Creating 3D Bounding Boxes

Hi, I succesfully intalled ZED Sdk, ROS and YOLO . I can visulize and object detection in Rviz, it creates 3D bounding boxes around people. As you already know YOLO has already trained 83 objects and we can crete 2D bounding boxes around that objects.
My question is, when you trained your data for object detection for person and car. Did you first create 2D bounding boxes around the object then make it 3D with adding depth information or did you trained with directly 3D point cloud for object detection. The reason why i need is i want to create 3D bounding boxes around the object which i detected with YOLO.

The objects are detected in 2D ( therefore the first output is the 2D bounding box).

To have a 3D bounding box, you will need to extract the depth map associated to the 2D image, then convert the 2D points into 3D points.
A simple way is to take the point cloud, that convert [i,j] in pixels to [x,y,z] in world.

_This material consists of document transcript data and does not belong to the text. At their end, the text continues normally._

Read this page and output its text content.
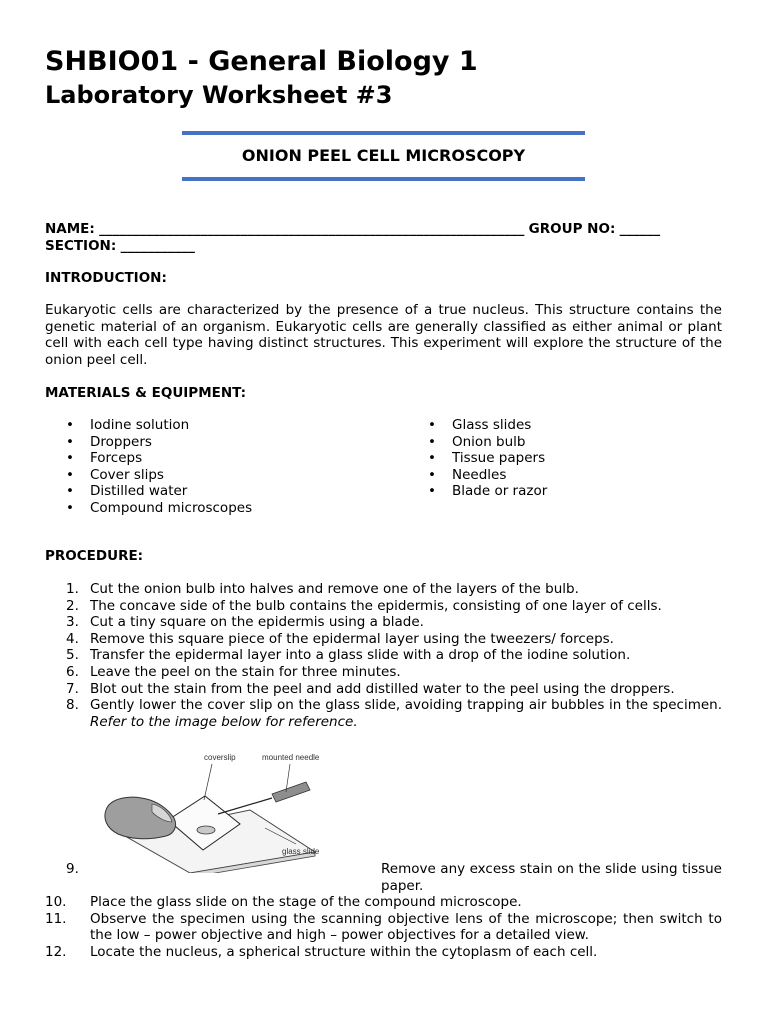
SHBIO01 - General Biology 1
Laboratory Worksheet #3
ONION PEEL CELL MICROSCOPY
NAME: _______________________________________________________________ GROUP NO: ______
SECTION: ___________
INTRODUCTION:
Eukaryotic cells are characterized by the presence of a true nucleus. This structure contains the genetic material of an organism. Eukaryotic cells are generally classified as either animal or plant cell with each cell type having distinct structures. This experiment will explore the structure of the onion peel cell.
MATERIALS & EQUIPMENT:
• Iodine solution
• Droppers
• Forceps
• Cover slips
• Distilled water
• Compound microscopes
• Glass slides
• Onion bulb
• Tissue papers
• Needles
• Blade or razor
PROCEDURE:
1. Cut the onion bulb into halves and remove one of the layers of the bulb.
2. The concave side of the bulb contains the epidermis, consisting of one layer of cells.
3. Cut a tiny square on the epidermis using a blade.
4. Remove this square piece of the epidermal layer using the tweezers/ forceps.
5. Transfer the epidermal layer into a glass slide with a drop of the iodine solution.
6. Leave the peel on the stain for three minutes.
7. Blot out the stain from the peel and add distilled water to the peel using the droppers.
8. Gently lower the cover slip on the glass slide, avoiding trapping air bubbles in the specimen. Refer to the image below for reference.
coverslip	mounted needle
glass slide
9.	Remove any excess stain on the slide using tissue paper.
10. Place the glass slide on the stage of the compound microscope.
11. Observe the specimen using the scanning objective lens of the microscope; then switch to the low – power objective and high – power objectives for a detailed view.
12. Locate the nucleus, a spherical structure within the cytoplasm of each cell.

To have something more stable, you can use a median filter around the [i,j] pixel so that you can handle NaN value of the point cloud, then apply a temporal filter to the 3D bounding box positions.


Thanks @obraun-sl,

I little cofuse about how did you get final 3D box from the translated 3D points. Are there any documentation or any example that I can follow up.


There is no ready-to-use sample that convert 2D to 3D boxes but you can take a look at the repository here :

You can use this function here :

Instead of using the center of the bbox 2D (bounds[0] /bounds[1]), use the 4 points of the 2D bbox and convert to 3D using the same code. it will return a X,Y,Z for each 4 points.

To create the 4 remaining points, you need to generate them using an arbitrary rule that might depend on the object class:
A simple way would be to say that the 4 remaining points are 1m away in the Z axis from the existing 4 3D points.
It could be 1m away on the Z axis or 1m away on the camera -> object axis. This 1 meter value will fit for people but you might change for other objects.

@obraun-sl thank you. I am checking that out.

Hi @MBaranPeker , I am working on similar project to generate 3d bounding box based on 2d detector and depth map, do you have any idea for implementing.

@obraun-sl is there a sample code to understand how I can use these 3D points to calculate the velocity of the detected object.